2013年09月25日

そして父になる

子供を取り違えられて6歳まで育ててしまった2つの家族の、取り違え判明後の約一年間を描いたもの。

2つの家庭の民度や環境が全く違っているために、色々なミスマッチが発生してしまう。特に主人公福山雅治は子供の頃からお受験組の勝ち組人生を過ごしてきた人間で、職場結婚した夫婦間にも若干の行き違いがある。子育ては専業主婦の奥さんに任せっきりで、仕事人間として生きている様子を丁寧に描いている。その、仕事人間が、これまで育てた子供を手放して、新しく血の繋がりのある子供を手に入れ、さて、どうなるか・・・という内容。

子供の撮り方に定評がある是枝監督なので、子役の使い方は非常にうまい。演技をさせているというよりは好きにやらせてそれを撮影している感じ。福山雅治はいつもの演技といえばいつもの演技だが、ちょっと浮世離れしていて子供が嫌い、という、ガリレオ的な演技をこの映画でもやっている。やり慣れていることもあるだろうし、観る方も観慣れているので、違和感がない。キレるんだろうか、そろそろキレるかな?などと、ちょっとハラハラしながらの鑑賞である。オノマチはいつものちょっとヒステリーっぽい、ちょっと不幸っぽい女性を好演。とはいえ、彼女もいつもの定番の演技で、新味はない。もう片方の家族はリリー・フランキーと真木よう子が演じているが、こちらは、貧乏がすっかり染み付いていながらも、下町っぽい子育ての様子をうまく表現していた。僕などは横浜の貧乏長屋の育ちなので、「あぁー、そうそう」という感じだった。

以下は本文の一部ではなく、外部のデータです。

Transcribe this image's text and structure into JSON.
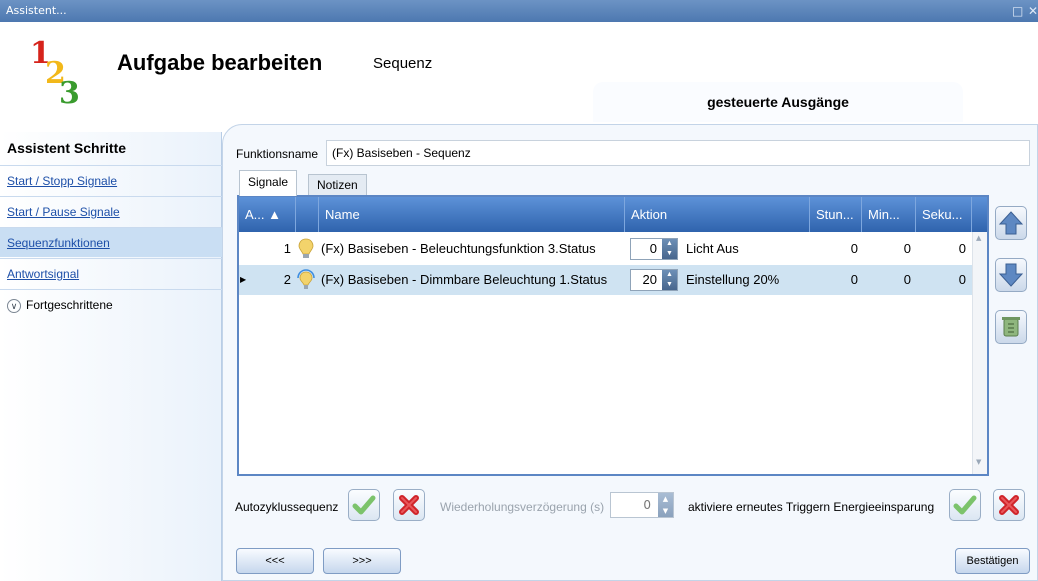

話が進んでいくうちに、順風満帆にやっているように見えた主人公にも家族の問題があることがわかってきて、最後はタイトルにつながっていくという構成。邦画にありがちなセリフでの過剰な説明がかなり排除されていて、セリフの裏まできちんと読んでいくことが要求されるので、ばかみたいに親切な邦画になれていると理解できない場面があるかも知れない。

「一段落」を高学歴なはずの人間が「ひとだんらく」と発言したのは「お高くとまっているように見せて、実は無教養」という暗示かと思ったのだが、その後、その伏線を回収するような場面がなく、単にこの映画に関わった人たちの教養が足りなかったのかも知れない。もうひとつ、「あれ?」と感じた場面があったのだが、映画を見終わった時には忘れてしまっていた。何しろ、言葉を使って表現する人間がたくさん集まって作っているコンテンツに、こういう単純な日本語の間違いがあるのは残念でならない。ひとりぐらい気がつく人間がいないのだろうか。

評価は☆2つ半。邦画としてはなかなか良い出来だと思う。ただ、映画の前にあったカンヌの報告のような動画は余計。あんなものはテレビのワイドショウに任せておくべき。